Method G: Uncertainty Quantification for Distributed Data Problems Using Generalized Fiducial Inference
提出一种适用于分布式大数据分析的广义置信推断方法,采用分治策略和重要性采样,仅需少量节点通信即可得到与全数据集渐近等价的结果,并同时提供点估计和不确定性度量(如置信区间)。
It is not unusual for a data analyst to encounter datasets distributed across several computers. This can happen for reasons such as privacy concerns, efficiency of likelihood evaluations, or just the sheer size of the whole dataset. This presents new challenges to statisticians as even computing simple summary statistics such as the median becomes computationally challenging. Furthermore, if other advanced statistical methods are desired, then novel computational strategies are needed. In this article, we propose a new approach for distributed analysis of massive data that is suitable for generalized fiducial inference and is based on a careful implementation of a “divide-and-conquer” strategy combined with importance sampling.
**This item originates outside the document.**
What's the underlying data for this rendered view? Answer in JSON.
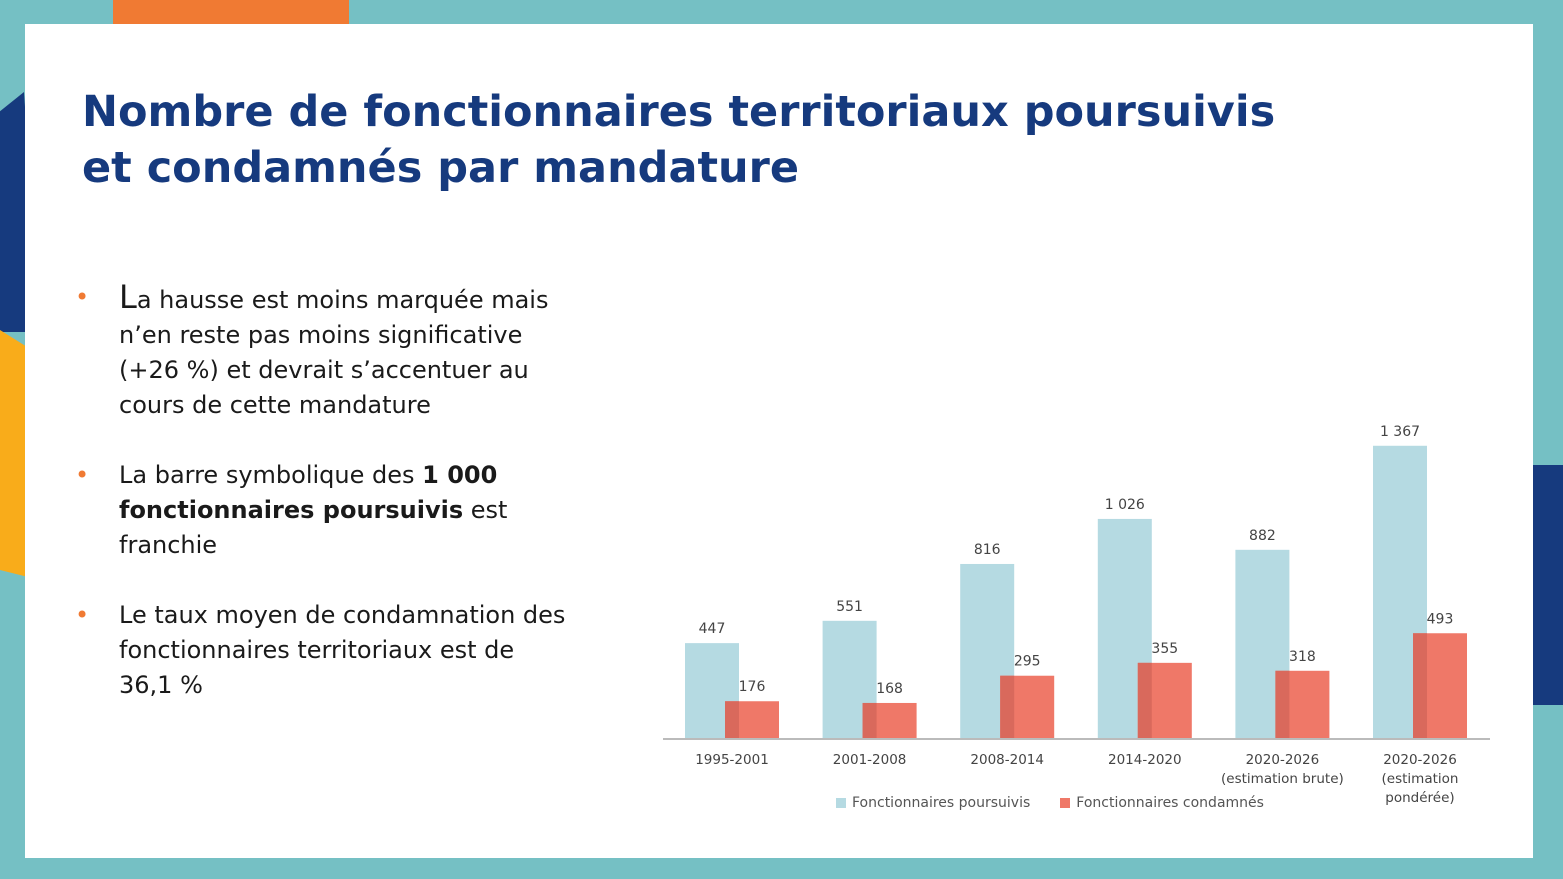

The proposed approach requires only small amount of communication between nodes, and is shown to be asymptotically equivalent to using the whole dataset. Unlike most existing methods, the proposed approach produces uncertainty measures (such as confidence intervals) in addition to point estimates for parameters of interest. The proposed approach is also applied to the analysis of a large set of solar images. Supplementary materials for this article are available online.